Sporda Cinsiyet Ayrımına “Hayır”

8 Mart dünya kadınlar gününü geride bıraktık. 8 Mart; İnsan hakları temelinde kadınların siyasi ve sosyal bilincinin geliştirilmesi, ekonomik, siyasi, sosyal ve sportif başarılarının kutlanmasına ayrılan özel bir gündür. Bu vesileyle kadınlarımızın dünya kadınlar gününü kutluyorum.

Maalesef her konuda olduğu gibi sporda da cinsiyet ayrımı söz konusudur. Spor içinde kadının sporcu özelliğinden önce cinsiyetiyle değerlendirildiğini üzülerek gözlemliyoruz. Kadının spora katılımında daha başlangıçta Tenis, Yüzme, Buz Pateni, Artistik jimnastik gibi estetik branşları seçmesi önerilir. Yani bu sporların dışındaki branşlar kadına uygun görülmez.

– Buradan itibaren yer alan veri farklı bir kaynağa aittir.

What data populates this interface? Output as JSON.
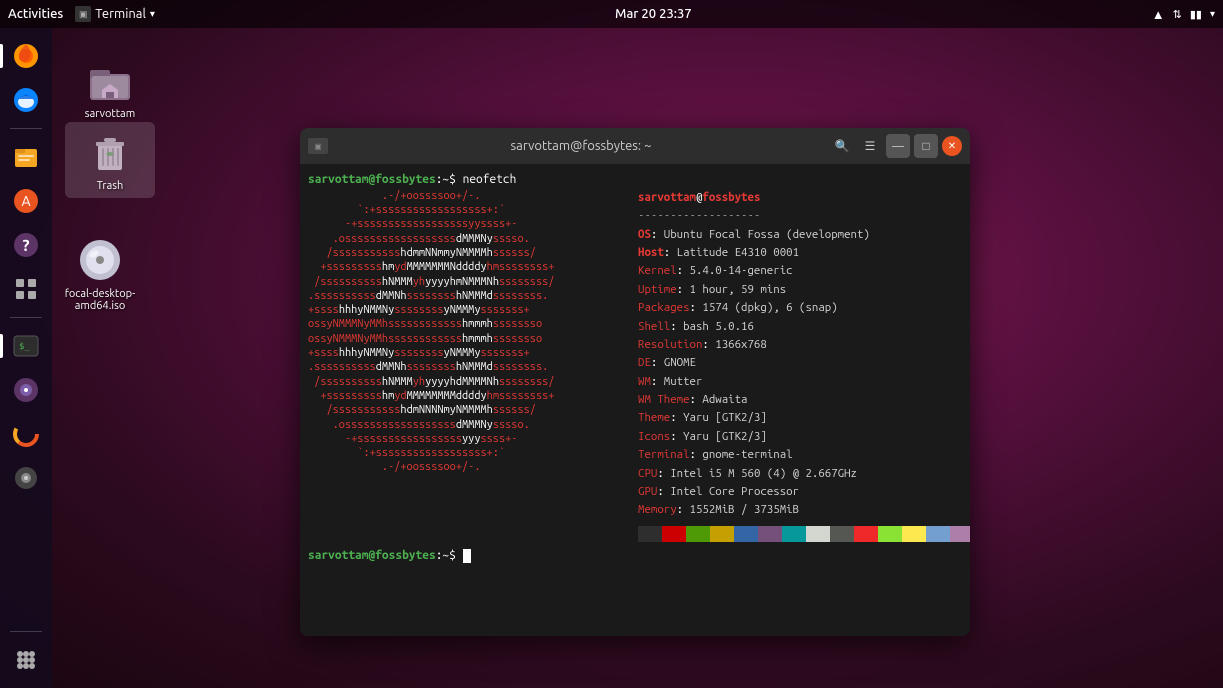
{
  "topbar": {
    "activities": "Activities",
    "terminal_label": "Terminal",
    "datetime": "Mar 20  23:37",
    "chevron": "▾"
  },
  "desktop": {
    "icons": [
      {
        "id": "sarvottam-home",
        "label": "sarvottam",
        "type": "home"
      },
      {
        "id": "trash",
        "label": "Trash",
        "type": "trash"
      },
      {
        "id": "focal-iso",
        "label": "focal-desktop-amd64.iso",
        "type": "iso"
      }
    ]
  },
  "terminal": {
    "title": "sarvottam@fossbytes: ~",
    "prompt_user": "sarvottam",
    "prompt_host": "fossbytes",
    "command": "neofetch",
    "neofetch": {
      "user_host": "sarvottam@fossbytes",
      "separator": "-------------------",
      "os_label": "OS",
      "os_val": "Ubuntu Focal Fossa (development)",
      "host_label": "Host",
      "host_val": "Latitude E4310 0001",
      "kernel_label": "Kernel",
      "kernel_val": "5.4.0-14-generic",
      "uptime_label": "Uptime",
      "uptime_val": "1 hour, 59 mins",
      "packages_label": "Packages",
      "packages_val": "1574 (dpkg), 6 (snap)",
      "shell_label": "Shell",
      "shell_val": "bash 5.0.16",
      "resolution_label": "Resolution",
      "resolution_val": "1366x768",
      "de_label": "DE",
      "de_val": "GNOME",
      "wm_label": "WM",
      "wm_val": "Mutter",
      "wm_theme_label": "WM Theme",
      "wm_theme_val": "Adwaita",
      "theme_label": "Theme",
      "theme_val": "Yaru [GTK2/3]",
      "icons_label": "Icons",
      "icons_val": "Yaru [GTK2/3]",
      "terminal_label": "Terminal",
      "terminal_val": "gnome-terminal",
      "cpu_label": "CPU",
      "cpu_val": "Intel i5 M 560 (4) @ 2.667GHz",
      "gpu_label": "GPU",
      "gpu_val": "Intel Core Processor",
      "memory_label": "Memory",
      "memory_val": "1552MiB / 3735MiB"
    },
    "prompt2_user": "sarvottam",
    "prompt2_host": "fossbytes",
    "color_blocks": [
      "#2e2e2e",
      "#cc0000",
      "#4e9a06",
      "#c4a000",
      "#3465a4",
      "#75507b",
      "#06989a",
      "#d3d7cf",
      "#555753",
      "#ef2929",
      "#8ae234",
      "#fce94f",
      "#729fcf",
      "#ad7fa8",
      "#34e2e2",
      "#eeeeec"
    ]
  },
  "sidebar": {
    "apps": [
      "firefox",
      "thunderbird",
      "files",
      "software-center",
      "help",
      "app-grid",
      "terminal-app",
      "rhythmbox",
      "disk-usage",
      "disk-utility"
    ],
    "grid_label": "⋯"
  }
}
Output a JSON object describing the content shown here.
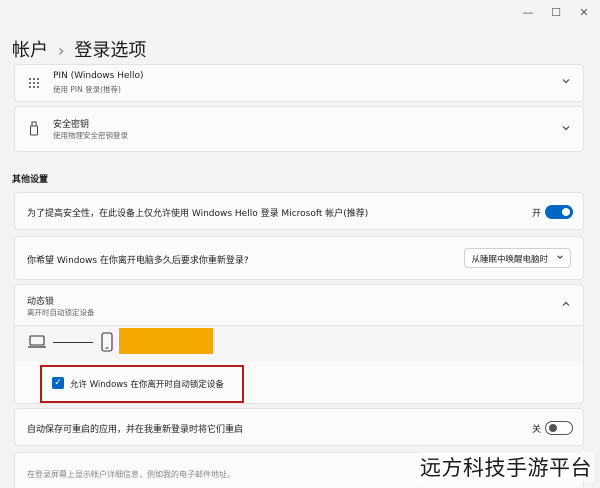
{
  "window": {
    "minimize_glyph": "—",
    "maximize_glyph": "☐",
    "close_glyph": "✕"
  },
  "breadcrumb": {
    "parent": "帐户",
    "separator": "›",
    "current": "登录选项"
  },
  "pin_card": {
    "title": "PIN (Windows Hello)",
    "subtitle": "使用 PIN 登录(推荐)",
    "icon": "keypad-icon"
  },
  "security_key_card": {
    "title": "安全密钥",
    "subtitle": "使用物理安全密钥登录",
    "icon": "usb-key-icon"
  },
  "other_settings": {
    "heading": "其他设置",
    "hello_only": {
      "text": "为了提高安全性，在此设备上仅允许使用 Windows Hello 登录 Microsoft 帐户(推荐)",
      "toggle_label": "开",
      "toggle_on": true
    },
    "away_signin": {
      "text": "你希望 Windows 在你离开电脑多久后要求你重新登录?",
      "dropdown_value": "从睡眠中唤醒电脑时"
    },
    "dynamic_lock": {
      "title": "动态锁",
      "subtitle": "离开时自动锁定设备",
      "checkbox_label": "允许 Windows 在你离开时自动锁定设备",
      "checkbox_checked": true
    },
    "restart_apps": {
      "text": "自动保存可重启的应用，并在我重新登录时将它们重启",
      "toggle_label": "关",
      "toggle_on": false
    },
    "lock_screen_details": {
      "text": "在登录屏幕上显示帐户详细信息，例如我的电子邮件地址。"
    }
  },
  "colors": {
    "accent": "#0067c0",
    "highlight_orange": "#f5a800",
    "annotation_red": "#b71c1c"
  },
  "watermark": "远方科技手游平台"
}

Sporda cinsiyet ayrımı eski yunan dönemine kadar uzanmaktadır. Eski Yunan döneminde kadınlar olimpiyatlara alınmamıştır. Modern oyunların doğmasıyla Baron De Coubertin tarafından bu uygulama sürdürülmüştür.

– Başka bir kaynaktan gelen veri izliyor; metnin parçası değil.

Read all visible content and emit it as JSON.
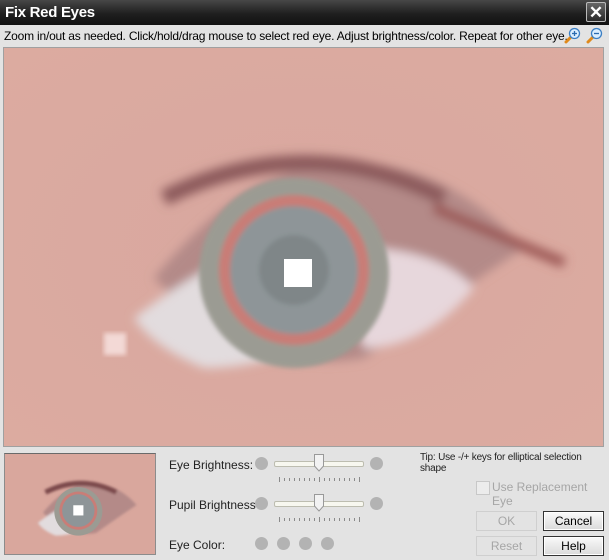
{
  "window": {
    "title": "Fix Red Eyes",
    "close_icon": "close-icon"
  },
  "toolbar": {
    "instructions": "Zoom in/out as needed. Click/hold/drag mouse to select red eye. Adjust brightness/color. Repeat for other eye.",
    "zoom_in_icon": "zoom-in-icon",
    "zoom_out_icon": "zoom-out-icon"
  },
  "image": {
    "subject": "close-up of eye with red-eye selection",
    "skin_color": "#d9a79d",
    "iris_color": "#8a9396",
    "ring_color": "#d0706a"
  },
  "controls": {
    "eye_brightness": {
      "label": "Eye Brightness:",
      "value": 0.5
    },
    "pupil_brightness": {
      "label": "Pupil Brightness",
      "value": 0.5
    },
    "eye_color": {
      "label": "Eye Color:",
      "swatches": [
        "#b3b3b3",
        "#b3b3b3",
        "#b3b3b3",
        "#b3b3b3"
      ]
    }
  },
  "tip": "Tip: Use -/+ keys for elliptical selection shape",
  "replacement": {
    "label": "Use Replacement Eye",
    "checked": false,
    "enabled": false
  },
  "buttons": {
    "ok": "OK",
    "cancel": "Cancel",
    "reset": "Reset",
    "help": "Help"
  }
}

Dünya sporunun gelişmesinde ve yaygınlaşmasında önemli yeri olan Coubertin; Kadınların spordaki yeri erkeklerin başarılarını takdir etmektir diyerek sporda cinsiyet ayrımını ortaya koymuştur. Aynı Coubertin, Kadın sporları, doğanın kurallarına aykırıdır. Olimpiyat oyunları erkeklere ayrılmalı ve kadın sporcuların görünüşlerinin korkutucu olduğu vurgulanmalıdır demiştir.

Baron De Coubertin 1935 yılında yaptığı açıklamada, ısrarla kadınların halk karşılaşmalarına katılmasına karşı olduğunu, kadınların toplum içerisinde spor yapmaması gerektiğini, olimpiyat oyunlarında kadınların asıl rolünün erkeklerin başarılarının ödüllendirilmesinde görev almak olduğunu söylemiştir.

Görüldüğü üzere sporda cinsiyet ayrımının eski yunan dönemi ve olimpiyat oyunlarının başlangıcına kadar uzandığı anlaşılıyor. Cinsiyet ayrımının, kadına bakış açısının maalesef doğu kültüründe de batı kültüründe de aynı olduğunu görüyoruz.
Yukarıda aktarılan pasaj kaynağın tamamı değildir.